About a month ago, Anna posted about the Importance of Less Wrong or Another Single Conversational Locus, followed shortly by Sarah Constantin's http://lesswrong.com/lw/o62/a_return_to_discussion/
There was a week or two of heavy-activity by some old timers. Since there's been a decent array of good posts but not quite as inspiring as the first week was and I don't know whether to think "we just need to try harder" or change tactics in some way.
Some thoughts:
- I do feel it's been better to quickly be able to see a lot of posts in the community in one place
- I don't think the quality of the comments is that good, which is a bit demotivating.
- on facebook, lots of great conversations happen in a low-friction way, and when someone starts being annoying, the person's who's facebook wall it is has the authority to delete comments with abandon, which I think is helpful.
- I could see the solution being to either continue trying to incentivize better LW comments, or to just have LW be "single locus for big important ideas, but discussion to flesh them out still happen in more casual environments"

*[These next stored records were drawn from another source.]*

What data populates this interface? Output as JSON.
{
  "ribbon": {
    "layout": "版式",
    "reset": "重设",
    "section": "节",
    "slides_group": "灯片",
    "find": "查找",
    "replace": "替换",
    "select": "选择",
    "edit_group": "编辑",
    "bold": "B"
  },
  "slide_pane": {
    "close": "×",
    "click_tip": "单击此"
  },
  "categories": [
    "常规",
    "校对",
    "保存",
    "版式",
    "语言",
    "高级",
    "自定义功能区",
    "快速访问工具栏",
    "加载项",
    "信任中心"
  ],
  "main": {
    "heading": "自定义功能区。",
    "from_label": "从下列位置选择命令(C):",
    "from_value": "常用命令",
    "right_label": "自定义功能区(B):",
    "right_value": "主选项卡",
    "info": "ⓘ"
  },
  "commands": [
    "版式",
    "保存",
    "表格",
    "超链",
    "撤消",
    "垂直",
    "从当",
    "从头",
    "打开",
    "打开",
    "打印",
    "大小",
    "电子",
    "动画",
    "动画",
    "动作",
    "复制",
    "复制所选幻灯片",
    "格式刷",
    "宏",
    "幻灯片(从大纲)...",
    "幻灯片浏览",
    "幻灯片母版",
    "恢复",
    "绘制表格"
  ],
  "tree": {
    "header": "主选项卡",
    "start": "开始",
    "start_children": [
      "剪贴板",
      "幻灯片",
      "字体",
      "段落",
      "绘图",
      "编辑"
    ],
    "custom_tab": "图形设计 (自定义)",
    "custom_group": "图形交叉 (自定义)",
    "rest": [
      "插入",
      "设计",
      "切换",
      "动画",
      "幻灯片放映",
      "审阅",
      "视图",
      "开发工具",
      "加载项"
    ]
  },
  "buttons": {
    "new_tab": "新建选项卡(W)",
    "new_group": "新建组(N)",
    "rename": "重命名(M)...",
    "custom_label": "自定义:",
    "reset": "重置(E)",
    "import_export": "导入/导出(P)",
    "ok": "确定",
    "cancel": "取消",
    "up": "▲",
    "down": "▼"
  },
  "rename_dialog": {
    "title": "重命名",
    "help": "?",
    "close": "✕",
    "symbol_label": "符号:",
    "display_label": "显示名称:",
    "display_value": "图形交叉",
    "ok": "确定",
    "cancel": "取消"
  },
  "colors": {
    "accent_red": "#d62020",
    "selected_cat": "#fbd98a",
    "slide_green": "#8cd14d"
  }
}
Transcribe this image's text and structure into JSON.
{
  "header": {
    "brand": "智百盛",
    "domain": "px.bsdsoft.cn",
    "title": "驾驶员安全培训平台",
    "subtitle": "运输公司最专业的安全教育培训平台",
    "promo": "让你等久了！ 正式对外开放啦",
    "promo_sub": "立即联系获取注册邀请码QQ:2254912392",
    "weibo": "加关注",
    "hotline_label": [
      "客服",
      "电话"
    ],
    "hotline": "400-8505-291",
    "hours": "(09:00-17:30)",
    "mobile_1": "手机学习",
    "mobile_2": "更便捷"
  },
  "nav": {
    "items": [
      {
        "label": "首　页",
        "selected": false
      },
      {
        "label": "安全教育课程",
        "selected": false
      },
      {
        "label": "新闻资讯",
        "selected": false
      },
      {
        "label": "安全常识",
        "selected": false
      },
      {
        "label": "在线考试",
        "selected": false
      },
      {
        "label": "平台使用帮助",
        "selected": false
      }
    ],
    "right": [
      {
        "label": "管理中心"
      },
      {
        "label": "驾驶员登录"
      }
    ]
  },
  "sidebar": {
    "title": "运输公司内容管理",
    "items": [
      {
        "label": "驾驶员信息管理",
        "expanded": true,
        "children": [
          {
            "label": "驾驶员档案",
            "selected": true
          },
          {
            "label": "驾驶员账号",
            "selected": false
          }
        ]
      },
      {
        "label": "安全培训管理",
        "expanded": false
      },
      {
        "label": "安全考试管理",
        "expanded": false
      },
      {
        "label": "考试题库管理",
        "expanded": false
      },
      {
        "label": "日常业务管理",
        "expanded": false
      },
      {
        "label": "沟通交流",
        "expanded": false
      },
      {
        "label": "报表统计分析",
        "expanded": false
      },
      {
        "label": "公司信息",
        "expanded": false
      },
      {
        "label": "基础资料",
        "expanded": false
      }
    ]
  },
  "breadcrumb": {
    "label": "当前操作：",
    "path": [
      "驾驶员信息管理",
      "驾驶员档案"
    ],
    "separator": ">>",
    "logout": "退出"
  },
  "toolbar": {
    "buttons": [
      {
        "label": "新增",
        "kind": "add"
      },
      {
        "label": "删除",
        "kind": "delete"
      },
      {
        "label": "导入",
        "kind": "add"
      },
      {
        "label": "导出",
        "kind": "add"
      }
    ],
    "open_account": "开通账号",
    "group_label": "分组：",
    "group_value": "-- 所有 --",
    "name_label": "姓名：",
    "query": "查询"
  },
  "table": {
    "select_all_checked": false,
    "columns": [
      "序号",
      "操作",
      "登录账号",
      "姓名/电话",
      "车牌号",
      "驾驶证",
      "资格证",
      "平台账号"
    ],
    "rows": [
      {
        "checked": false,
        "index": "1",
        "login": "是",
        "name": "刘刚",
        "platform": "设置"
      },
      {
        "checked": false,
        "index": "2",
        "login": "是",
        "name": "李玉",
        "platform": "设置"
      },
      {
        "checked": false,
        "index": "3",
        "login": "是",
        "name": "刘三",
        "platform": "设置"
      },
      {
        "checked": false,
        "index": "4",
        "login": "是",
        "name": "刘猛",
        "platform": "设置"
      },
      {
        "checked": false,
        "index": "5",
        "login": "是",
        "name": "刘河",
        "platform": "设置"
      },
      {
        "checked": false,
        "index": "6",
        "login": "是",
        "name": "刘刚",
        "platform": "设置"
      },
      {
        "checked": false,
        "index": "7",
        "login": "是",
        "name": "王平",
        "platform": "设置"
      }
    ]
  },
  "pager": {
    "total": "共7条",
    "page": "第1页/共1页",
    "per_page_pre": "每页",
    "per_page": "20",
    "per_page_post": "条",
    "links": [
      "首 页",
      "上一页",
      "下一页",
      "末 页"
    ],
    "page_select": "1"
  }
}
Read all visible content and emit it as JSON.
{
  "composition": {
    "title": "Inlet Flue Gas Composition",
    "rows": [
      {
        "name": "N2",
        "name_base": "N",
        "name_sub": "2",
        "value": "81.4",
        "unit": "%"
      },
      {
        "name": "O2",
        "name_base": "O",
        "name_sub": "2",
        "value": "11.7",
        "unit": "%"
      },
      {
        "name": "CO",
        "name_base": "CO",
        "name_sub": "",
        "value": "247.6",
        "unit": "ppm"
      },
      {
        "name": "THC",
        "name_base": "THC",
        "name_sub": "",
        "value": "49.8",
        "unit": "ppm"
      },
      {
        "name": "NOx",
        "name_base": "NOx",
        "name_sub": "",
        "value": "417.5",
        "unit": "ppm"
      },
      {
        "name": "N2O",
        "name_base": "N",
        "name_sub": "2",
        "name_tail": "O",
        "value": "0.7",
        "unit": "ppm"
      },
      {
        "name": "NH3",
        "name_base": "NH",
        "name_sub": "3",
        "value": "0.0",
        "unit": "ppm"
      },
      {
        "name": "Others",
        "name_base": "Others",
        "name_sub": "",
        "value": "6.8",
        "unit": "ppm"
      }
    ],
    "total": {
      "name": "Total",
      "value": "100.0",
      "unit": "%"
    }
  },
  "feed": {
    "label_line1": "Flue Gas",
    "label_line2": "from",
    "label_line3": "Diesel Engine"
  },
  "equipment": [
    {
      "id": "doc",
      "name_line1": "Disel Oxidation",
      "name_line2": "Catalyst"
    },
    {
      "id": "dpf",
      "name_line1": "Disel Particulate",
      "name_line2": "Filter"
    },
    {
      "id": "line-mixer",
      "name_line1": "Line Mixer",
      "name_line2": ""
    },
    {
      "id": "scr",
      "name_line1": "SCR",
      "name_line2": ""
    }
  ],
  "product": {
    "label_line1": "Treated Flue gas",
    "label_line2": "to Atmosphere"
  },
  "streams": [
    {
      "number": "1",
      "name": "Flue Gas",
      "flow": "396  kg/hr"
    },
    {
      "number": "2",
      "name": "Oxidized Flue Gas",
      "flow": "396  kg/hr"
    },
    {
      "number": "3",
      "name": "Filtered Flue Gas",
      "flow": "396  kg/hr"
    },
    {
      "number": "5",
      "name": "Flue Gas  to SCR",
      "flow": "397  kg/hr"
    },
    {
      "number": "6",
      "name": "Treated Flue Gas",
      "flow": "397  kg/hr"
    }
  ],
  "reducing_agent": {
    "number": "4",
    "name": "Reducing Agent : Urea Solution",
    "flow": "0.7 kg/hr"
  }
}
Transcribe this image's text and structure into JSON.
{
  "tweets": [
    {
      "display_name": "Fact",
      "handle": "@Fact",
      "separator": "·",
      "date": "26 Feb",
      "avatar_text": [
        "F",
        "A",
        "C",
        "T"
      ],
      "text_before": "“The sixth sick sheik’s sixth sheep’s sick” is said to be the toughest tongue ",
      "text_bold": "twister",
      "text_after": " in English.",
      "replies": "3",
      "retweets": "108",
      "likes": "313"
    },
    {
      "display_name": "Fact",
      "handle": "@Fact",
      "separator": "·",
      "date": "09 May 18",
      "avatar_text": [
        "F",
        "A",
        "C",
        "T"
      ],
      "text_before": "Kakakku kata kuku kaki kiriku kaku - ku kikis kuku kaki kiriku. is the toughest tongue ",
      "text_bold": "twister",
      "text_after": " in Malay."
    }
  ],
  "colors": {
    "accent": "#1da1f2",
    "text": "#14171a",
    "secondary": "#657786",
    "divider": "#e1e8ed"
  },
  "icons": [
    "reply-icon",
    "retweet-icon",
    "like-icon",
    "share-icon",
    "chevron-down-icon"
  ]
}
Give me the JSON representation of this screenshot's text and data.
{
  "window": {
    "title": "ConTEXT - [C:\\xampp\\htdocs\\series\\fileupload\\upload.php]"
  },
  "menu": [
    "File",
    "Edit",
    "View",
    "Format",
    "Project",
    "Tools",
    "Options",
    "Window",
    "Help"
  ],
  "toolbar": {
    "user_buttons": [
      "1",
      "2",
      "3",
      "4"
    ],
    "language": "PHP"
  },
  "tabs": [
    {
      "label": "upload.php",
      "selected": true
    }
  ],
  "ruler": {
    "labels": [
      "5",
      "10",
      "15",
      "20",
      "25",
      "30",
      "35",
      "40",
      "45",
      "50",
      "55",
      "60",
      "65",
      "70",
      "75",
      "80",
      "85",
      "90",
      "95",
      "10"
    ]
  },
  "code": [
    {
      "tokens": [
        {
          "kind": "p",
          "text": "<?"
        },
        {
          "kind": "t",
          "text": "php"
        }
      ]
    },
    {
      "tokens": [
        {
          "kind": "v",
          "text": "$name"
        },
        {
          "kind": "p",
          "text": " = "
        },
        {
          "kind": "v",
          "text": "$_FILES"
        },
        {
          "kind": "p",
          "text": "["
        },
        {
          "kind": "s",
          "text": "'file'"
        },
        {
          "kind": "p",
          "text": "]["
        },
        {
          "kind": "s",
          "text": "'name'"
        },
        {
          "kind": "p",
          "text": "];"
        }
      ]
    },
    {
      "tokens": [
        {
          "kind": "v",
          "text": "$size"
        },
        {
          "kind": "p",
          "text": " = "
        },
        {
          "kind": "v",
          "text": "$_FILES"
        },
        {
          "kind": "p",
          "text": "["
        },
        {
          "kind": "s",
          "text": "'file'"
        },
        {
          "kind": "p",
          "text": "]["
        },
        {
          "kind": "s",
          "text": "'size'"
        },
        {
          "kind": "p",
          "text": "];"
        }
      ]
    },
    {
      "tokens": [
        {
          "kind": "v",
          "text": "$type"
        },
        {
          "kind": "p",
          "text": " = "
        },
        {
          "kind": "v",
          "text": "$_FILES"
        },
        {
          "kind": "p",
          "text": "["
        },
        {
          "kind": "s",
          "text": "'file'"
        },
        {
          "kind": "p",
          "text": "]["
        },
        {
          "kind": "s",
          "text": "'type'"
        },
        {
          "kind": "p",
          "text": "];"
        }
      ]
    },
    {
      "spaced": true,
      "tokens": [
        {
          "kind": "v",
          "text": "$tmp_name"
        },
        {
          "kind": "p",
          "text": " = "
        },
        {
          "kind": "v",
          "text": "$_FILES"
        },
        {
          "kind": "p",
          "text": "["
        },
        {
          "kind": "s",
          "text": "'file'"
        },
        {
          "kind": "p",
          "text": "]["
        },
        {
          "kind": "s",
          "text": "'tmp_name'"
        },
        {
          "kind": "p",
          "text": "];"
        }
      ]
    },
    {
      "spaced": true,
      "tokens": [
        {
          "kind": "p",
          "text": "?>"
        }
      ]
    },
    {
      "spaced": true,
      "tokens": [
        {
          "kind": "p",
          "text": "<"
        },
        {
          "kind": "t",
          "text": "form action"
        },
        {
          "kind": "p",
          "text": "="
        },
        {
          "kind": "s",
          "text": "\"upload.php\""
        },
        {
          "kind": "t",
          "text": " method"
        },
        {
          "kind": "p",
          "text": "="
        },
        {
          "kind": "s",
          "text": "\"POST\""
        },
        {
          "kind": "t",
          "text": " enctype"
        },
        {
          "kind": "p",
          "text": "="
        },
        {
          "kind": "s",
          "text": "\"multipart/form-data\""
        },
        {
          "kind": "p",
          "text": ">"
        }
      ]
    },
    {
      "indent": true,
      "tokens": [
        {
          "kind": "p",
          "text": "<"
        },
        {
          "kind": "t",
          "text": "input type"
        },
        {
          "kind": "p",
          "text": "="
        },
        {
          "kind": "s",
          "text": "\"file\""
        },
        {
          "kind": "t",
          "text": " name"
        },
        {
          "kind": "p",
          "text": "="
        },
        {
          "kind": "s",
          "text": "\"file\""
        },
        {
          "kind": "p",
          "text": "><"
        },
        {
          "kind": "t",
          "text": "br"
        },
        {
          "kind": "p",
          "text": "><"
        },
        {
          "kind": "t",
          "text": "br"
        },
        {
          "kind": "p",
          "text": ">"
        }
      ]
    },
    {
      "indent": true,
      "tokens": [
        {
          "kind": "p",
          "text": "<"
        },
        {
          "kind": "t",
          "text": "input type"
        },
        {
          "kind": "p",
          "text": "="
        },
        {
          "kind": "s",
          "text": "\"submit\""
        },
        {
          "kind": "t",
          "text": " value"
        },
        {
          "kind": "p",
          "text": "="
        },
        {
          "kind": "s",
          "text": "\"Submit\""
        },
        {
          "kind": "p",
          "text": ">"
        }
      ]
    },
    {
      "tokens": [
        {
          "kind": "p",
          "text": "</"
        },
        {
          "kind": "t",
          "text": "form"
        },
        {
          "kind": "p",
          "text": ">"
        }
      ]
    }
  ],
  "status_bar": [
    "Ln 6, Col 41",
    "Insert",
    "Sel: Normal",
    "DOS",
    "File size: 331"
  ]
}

- I'm frustrated that the intellectual projects on Less Wrong are largely silo'd from the Effective Altruism community, which I think could really use them.
- The Main RSS feed has a lot of subscribers (I think I recall "about 10k"), so having things posted there seems good.
- I think it's good to NOT have people automatically post things there, since that produced a lot of weird anxiety/tension on "is my post good enough for main? I dunno!"
- But, there's also not a clear path to get something promoted to Main, or a sense of which things are important enough for Main
- I notice that I (personally) feel an ugh response to link posts and don't like being taken away from LW when I'm browsing LW. I'm not sure why.
Curious if others have thoughts.
I agree that having more choices than just up/downvote would be useful.
I am not sure how will you persuade the locals to upvote everything non-terrible. That's a rather radical change in the culture. Instead in the spirit of this can I suggest automation? A small script can randomly upvote all posts which didn't have one of your downvote-equivalent buttons pressed. The rate of upvoting is adjustable and declines with time.
If you want to make it even better, let users pick a waifu and make it so that at certain thresholds she pops up, breathlessly exclaims "Oh, that was so great! I'm so glad you're here!", flashes you, smiles, and disappears. We can call her Clipp... um, probably that's a bad idea :-/
On a bit more serious note, the problem of attracting and incentivizing users is... well explored. There was that thing called Farmville and you can look at any decent freemium game for contemporary examples. How to addict users to little squirts of dopamine is big business. The problem, of course, is the kind of crowd you end up attracting. If you offer gold stars, you end up with people who like gold stars.
Everyone likes gold stars, but not everyone likes decision theory, rationality, philosphy, AI, etc. Even if we were as good as farmville at dopamine, the farmville people wouldn't come here instead of farmville, because they'd never have anything non-terrible to say.